U.S. head coach Herwig Demschar said he just wants Mendes to continue her improvement.

“She’s already overshot her goals. I want her to gain experience at the in Nagano and also to ski up to her potential. If she were to go top 20, top 18, it would be an outstanding start for her,” he said.

Mendes, who will be skiing in the super-G, downhill and combined events, agreed with her coach.

“If that’s what he thinks, it’s probably right. I still don’t know where I’m going to start. Wherever I start, if I move up 10 places it would be awesome for me. I’ve never done anything like this before.”

Another new experience for the young skier will be the Opening Ceremonies – a sensory spectacular, featuring athletes from every attending country, which highlights the beginning of each Olympic gathering.

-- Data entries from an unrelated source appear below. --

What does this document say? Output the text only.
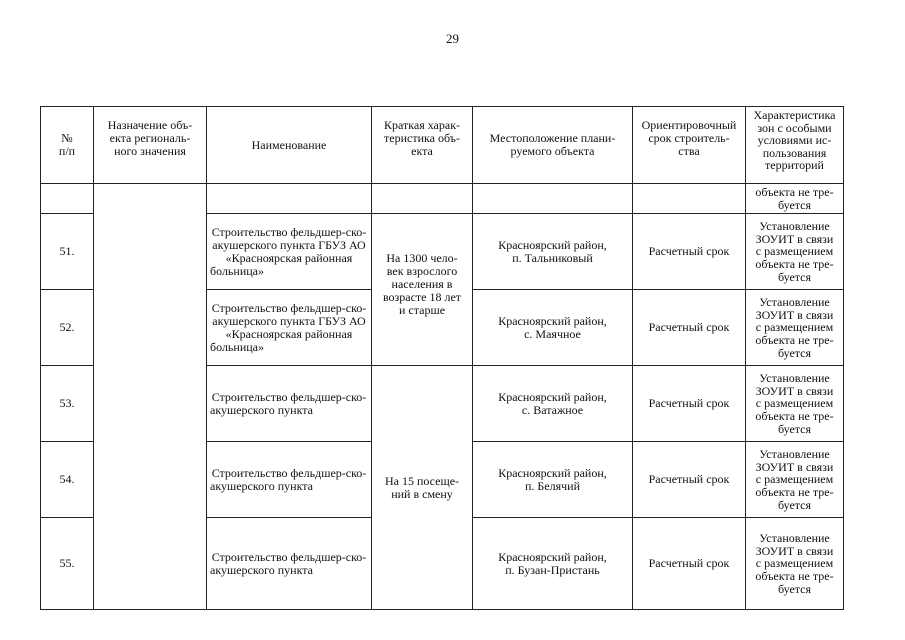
29
№
п/п	Назначение объ-
екта региональ-
ного значения	Наименование	Краткая харак-
теристика объ-
екта	Местоположение плани-
руемого объекта	Ориентировочный
срок строитель-
ства	Характеристика
зон с особыми
условиями ис-
пользования
территорий
						объекта не тре-
буется
51.		Строительство фельдшер-ско-акушерского пункта ГБУЗ АО «Красноярская районная больница»	На 1300 чело-
век взрослого
населения в
возрасте 18 лет
и старше	Красноярский район,
п. Тальниковый	Расчетный срок	Установление
ЗОУИТ в связи
с размещением
объекта не тре-
буется
52.		Строительство фельдшер-ско-акушерского пункта ГБУЗ АО «Красноярская районная больница»		Красноярский район,
с. Маячное	Расчетный срок	Установление
ЗОУИТ в связи
с размещением
объекта не тре-
буется
53.		Строительство фельдшер-ско-акушерского пункта	На 15 посеще-
ний в смену	Красноярский район,
с. Ватажное	Расчетный срок	Установление
ЗОУИТ в связи
с размещением
объекта не тре-
буется
54.		Строительство фельдшер-ско-акушерского пункта		Красноярский район,
п. Белячий	Расчетный срок	Установление
ЗОУИТ в связи
с размещением
объекта не тре-
буется
55.		Строительство фельдшер-ско-акушерского пункта		Красноярский район,
п. Бузан-Пристань	Расчетный срок	Установление
ЗОУИТ в связи
с размещением
объекта не тре-
буется
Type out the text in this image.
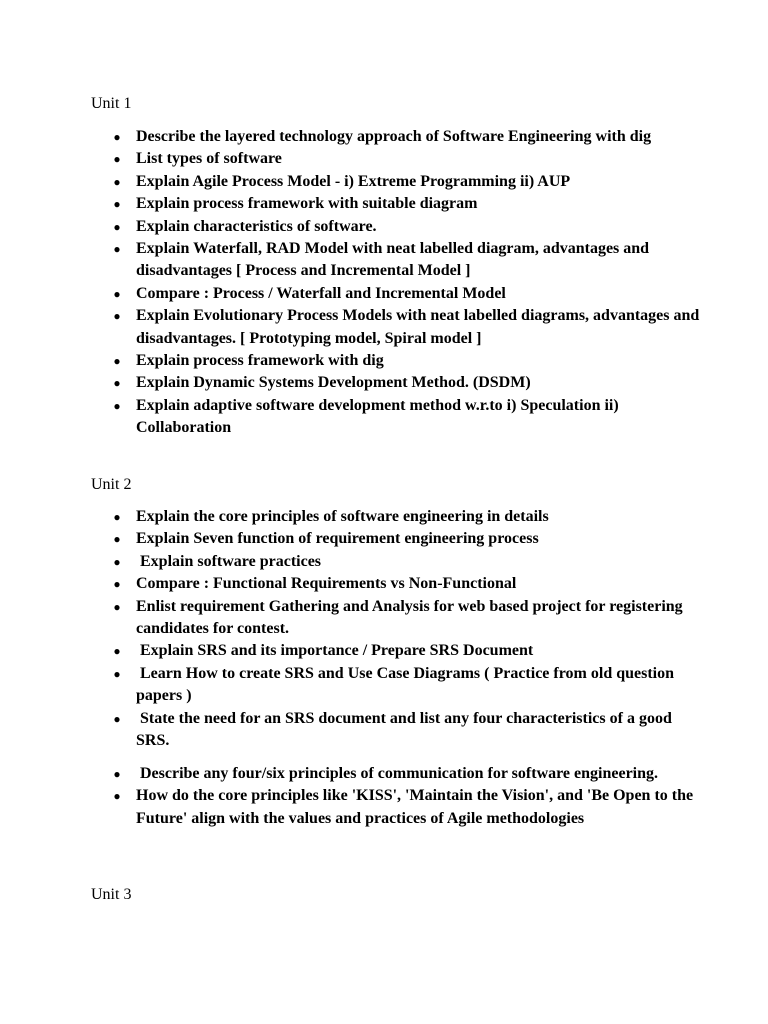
Unit 1
● Describe the layered technology approach of Software Engineering with dig
● List types of software
● Explain Agile Process Model - i) Extreme Programming ii) AUP
● Explain process framework with suitable diagram
● Explain characteristics of software.
● Explain Waterfall, RAD Model with neat labelled diagram, advantages and disadvantages [ Process and Incremental Model ]
● Compare : Process / Waterfall and Incremental Model
● Explain Evolutionary Process Models with neat labelled diagrams, advantages and disadvantages. [ Prototyping model, Spiral model ]
● Explain process framework with dig
● Explain Dynamic Systems Development Method. (DSDM)
● Explain adaptive software development method w.r.to i) Speculation ii) Collaboration
Unit 2
● Explain the core principles of software engineering in details
● Explain Seven function of requirement engineering process
● Explain software practices
● Compare : Functional Requirements vs Non-Functional
● Enlist requirement Gathering and Analysis for web based project for registering candidates for contest.
● Explain SRS and its importance / Prepare SRS Document
● Learn How to create SRS and Use Case Diagrams ( Practice from old question papers )
● State the need for an SRS document and list any four characteristics of a good SRS.
● Describe any four/six principles of communication for software engineering.
● How do the core principles like 'KISS', 'Maintain the Vision', and 'Be Open to the Future' align with the values and practices of Agile methodologies
Unit 3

But Demschar was reluctant to give his OK for the women’s team to attend the event.

“The Opening Ceremonies is always a problem because we’re already training on the hill. Traveling in Japan, especially in Nagano, is a pain. It’ll take us up to two hours to go from Hakuba (skiing site) to Nagano. I don’t want my athletes before an event involved in an over-the-top experience of traveling around Japan. I want them focused on ski racing,” he said. “I’m not going to talk them out of it, but it’s not always the wisest thing to do.”

But Mendes, given the opportunity, said she’ll attend the opening festivities.

“If I get the choice, I’ll go to the Opening Ceremonies. It’s what everybody is most excited about: watching me and everyone that’s representing the U.S. walk-through. I think it’s a major, major part of the Olympic scene and everything that goes along with it,” she said.

Mendes rationalized the choice by saying she knows the spotlight won’t be on her.

“I’m not Picabo Street or Kristina Koznick. It’s not like it’ll distract me. I won’t be getting hounded by the media because I’m not a huge name,” she said.

But Mendes plans to use the experience to further her readiness in the sport.

“I’m just the second string on the team. Right now, I’m good with that. But I’ll be there eventually and get the attention. Right now, I don’t deserve it,” she said. “I’ll be there with world champions and Olympic medalists. I haven’t done anything that major yet. But when I get it done, I won’t be happy being second string anymore.”

After the Olympics, Mendes will travel directly to Poland for the Junior World Championships, an event in which both her and Demschar expect big results.

But until then, the Olympic experience will be cherished with every waking moment in Japan.

“Hopefully, I’ll get time to check everything out. I do have a couple days between races and four days after my last race before the Closing Ceremonies,” she said. “We get three extra bags for stuff to bring home. I’m going to get so much stuff I won’t be able to fit it in my house.”